Besides, it also unlocks avenues to develop innovative value propositions for retail and corporate clients in the realm of international transactions. In this article, we list the key opportunities that the knowledge of the OLO SCT Inst rulebook presents to payment service providers and explain why it’s crucial not to miss out on them!
Before we delve into the rulebook overview, let’s take a moment to recap what OLO transactions are. Simply put, this is a category of financial operations in which at least one of the legs involves the Euro currency.
Another key piece of information you need to keep in mind when it comes to OLO transactions is the differentiation between OCT Inst and SCT Inst schemes.

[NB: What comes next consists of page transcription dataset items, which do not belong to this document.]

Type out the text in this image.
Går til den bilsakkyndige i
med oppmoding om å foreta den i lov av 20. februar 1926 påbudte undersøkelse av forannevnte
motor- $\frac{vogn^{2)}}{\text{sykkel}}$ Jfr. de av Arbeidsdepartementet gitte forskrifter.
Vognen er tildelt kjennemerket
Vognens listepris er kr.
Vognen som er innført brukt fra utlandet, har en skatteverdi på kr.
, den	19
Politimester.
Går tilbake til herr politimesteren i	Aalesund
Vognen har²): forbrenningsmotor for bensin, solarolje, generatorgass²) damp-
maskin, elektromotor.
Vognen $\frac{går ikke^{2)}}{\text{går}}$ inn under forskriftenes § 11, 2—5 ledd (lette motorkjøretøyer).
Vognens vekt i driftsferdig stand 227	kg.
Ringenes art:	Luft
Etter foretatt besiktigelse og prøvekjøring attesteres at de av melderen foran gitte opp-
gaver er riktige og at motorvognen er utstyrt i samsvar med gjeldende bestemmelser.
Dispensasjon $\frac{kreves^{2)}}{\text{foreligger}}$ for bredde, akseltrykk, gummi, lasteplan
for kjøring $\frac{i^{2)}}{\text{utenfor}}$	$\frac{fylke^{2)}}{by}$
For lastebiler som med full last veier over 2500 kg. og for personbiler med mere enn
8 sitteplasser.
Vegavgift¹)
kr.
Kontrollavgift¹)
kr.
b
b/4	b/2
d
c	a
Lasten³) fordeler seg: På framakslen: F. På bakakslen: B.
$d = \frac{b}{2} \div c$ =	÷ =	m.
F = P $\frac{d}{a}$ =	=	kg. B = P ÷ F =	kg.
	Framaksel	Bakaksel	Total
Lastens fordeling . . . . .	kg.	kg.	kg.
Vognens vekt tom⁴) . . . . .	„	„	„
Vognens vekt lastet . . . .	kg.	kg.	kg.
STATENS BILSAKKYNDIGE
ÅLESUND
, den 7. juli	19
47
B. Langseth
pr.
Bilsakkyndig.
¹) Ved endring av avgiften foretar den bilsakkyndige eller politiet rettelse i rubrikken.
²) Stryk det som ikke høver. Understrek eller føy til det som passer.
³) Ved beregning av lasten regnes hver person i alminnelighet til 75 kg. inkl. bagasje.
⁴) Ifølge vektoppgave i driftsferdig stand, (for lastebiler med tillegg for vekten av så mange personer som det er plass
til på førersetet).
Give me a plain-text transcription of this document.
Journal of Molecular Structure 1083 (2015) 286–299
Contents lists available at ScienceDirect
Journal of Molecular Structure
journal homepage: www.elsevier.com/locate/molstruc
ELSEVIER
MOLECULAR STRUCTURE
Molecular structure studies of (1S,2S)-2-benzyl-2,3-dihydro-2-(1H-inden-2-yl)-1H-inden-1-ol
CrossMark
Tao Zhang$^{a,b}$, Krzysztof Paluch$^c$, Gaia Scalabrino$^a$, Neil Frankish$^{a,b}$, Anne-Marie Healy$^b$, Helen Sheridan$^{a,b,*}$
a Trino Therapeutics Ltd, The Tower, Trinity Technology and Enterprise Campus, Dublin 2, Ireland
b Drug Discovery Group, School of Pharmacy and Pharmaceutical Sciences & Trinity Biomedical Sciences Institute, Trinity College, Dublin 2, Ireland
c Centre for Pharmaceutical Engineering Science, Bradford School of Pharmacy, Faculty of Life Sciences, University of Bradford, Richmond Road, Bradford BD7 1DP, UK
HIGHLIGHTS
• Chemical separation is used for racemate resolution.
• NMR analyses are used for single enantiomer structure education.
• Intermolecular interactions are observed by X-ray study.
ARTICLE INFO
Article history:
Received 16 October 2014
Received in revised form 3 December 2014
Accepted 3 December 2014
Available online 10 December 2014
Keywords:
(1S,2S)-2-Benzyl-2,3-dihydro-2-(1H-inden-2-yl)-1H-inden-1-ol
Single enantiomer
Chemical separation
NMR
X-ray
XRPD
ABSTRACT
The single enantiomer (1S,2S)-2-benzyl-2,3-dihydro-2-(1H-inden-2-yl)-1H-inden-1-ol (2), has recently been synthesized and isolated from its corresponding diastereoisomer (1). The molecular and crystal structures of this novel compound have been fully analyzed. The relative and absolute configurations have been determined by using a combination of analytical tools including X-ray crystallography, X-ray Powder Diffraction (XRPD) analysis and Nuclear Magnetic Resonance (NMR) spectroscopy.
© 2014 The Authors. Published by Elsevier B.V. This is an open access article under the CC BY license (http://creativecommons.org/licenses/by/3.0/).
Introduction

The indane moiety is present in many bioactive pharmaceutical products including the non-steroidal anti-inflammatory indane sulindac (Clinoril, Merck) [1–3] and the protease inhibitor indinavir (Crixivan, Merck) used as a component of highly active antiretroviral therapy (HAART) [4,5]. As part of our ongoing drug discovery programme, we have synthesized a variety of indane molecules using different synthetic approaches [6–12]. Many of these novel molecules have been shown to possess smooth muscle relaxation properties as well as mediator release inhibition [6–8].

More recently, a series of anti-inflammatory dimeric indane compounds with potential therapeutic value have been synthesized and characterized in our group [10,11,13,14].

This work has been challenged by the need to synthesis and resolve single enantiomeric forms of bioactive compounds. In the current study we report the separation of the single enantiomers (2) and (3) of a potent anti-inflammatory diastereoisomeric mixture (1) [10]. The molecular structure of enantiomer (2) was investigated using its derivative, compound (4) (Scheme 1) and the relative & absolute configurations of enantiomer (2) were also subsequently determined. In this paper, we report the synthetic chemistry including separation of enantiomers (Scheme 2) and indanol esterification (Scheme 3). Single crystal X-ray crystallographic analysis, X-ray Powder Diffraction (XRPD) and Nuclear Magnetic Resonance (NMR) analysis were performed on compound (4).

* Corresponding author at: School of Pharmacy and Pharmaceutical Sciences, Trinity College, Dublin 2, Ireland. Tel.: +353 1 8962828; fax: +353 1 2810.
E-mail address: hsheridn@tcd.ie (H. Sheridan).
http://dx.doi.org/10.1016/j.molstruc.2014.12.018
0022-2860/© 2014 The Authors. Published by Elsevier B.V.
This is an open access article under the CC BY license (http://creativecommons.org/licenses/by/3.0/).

While both of them are part of the SEPA (Single Euro Payments Area) initiative aimed at harmonizing electronic payments in euros across Europe, there are two key differences between them, namely:
Geographical Coverage
The SCT Inst scheme covers the entire SEPA zone, which includes 36 countries, including all 27 EU member states, as well as Iceland, Liechtenstein, Norway, Switzerland, Monaco, and San Marino. The OCT Inst scheme, on the other hand, mainly focuses on transactions within the Eurozone.
Transaction Limits
SCT Inst typically has a maximum transaction limit of €100,000 per transfer. However, individual banks may set lower limits for their customers. In comparison, the OCT Inst scheme is more focused on smaller-value instant payments, often targeting retail transactions and peer-to-peer transfers.
Now that we have reviewed all the fundamentals linked to OLO transactions, let’s take a closer look at the benefits of having insights into the OCT/SCT Inst rulebook.
This document offers several significant advantages for PSPs looking to expand their services and boost their competitiveness in the market, including:
1. Clear Standards
First and foremost, the rulebook provides a defined set of standards for managing operational risks related to cross-border instant payments. By following the rules and practices outlined in it, PSPs can mitigate risks and foster trust among their customers while staying on good terms with regulatory authorities.
2. Enhanced UX & Market Reach
By participating in the OLO SCT/OCT Inst schemes, PSPs can expand their market reach beyond domestic boundaries. What’s more, round-the-clock processing and instant execution of transactions enable them to promote customer satisfaction and boost their loyalty.
3. Competitive Advantage
By leveraging the capabilities described in the rulebook, PSPs can develop new products and services tailored to the needs of their target market segments. This, in turn, allows them to gain a significant competitive edge in the rapidly evolving payments landscape.
4. Revenue Growth
Ultimately, the knowledge of the OLO SCT/OCT Inst schemes rulebook opens up opportunities for PSPs to generate additional revenue through value-added services. Besides, the facilitation of cross-border instant payments is a surefire way to capture a larger share of the market and drive growth in transaction volumes.
Overall, while participation in the OLO SCT/OCT schemes is not mandatory for PSPs, it offers noteworthy benefits in terms of interoperability, efficiency, and customer service, incentivizing an increasing number of service providers to join voluntarily.
As a result, by embracing the guidelines and standards laid out in the rulebook, PSPs can effectively position themselves for success in the dynamic and competitive cross-border instant payment landscape within the SEPA zone.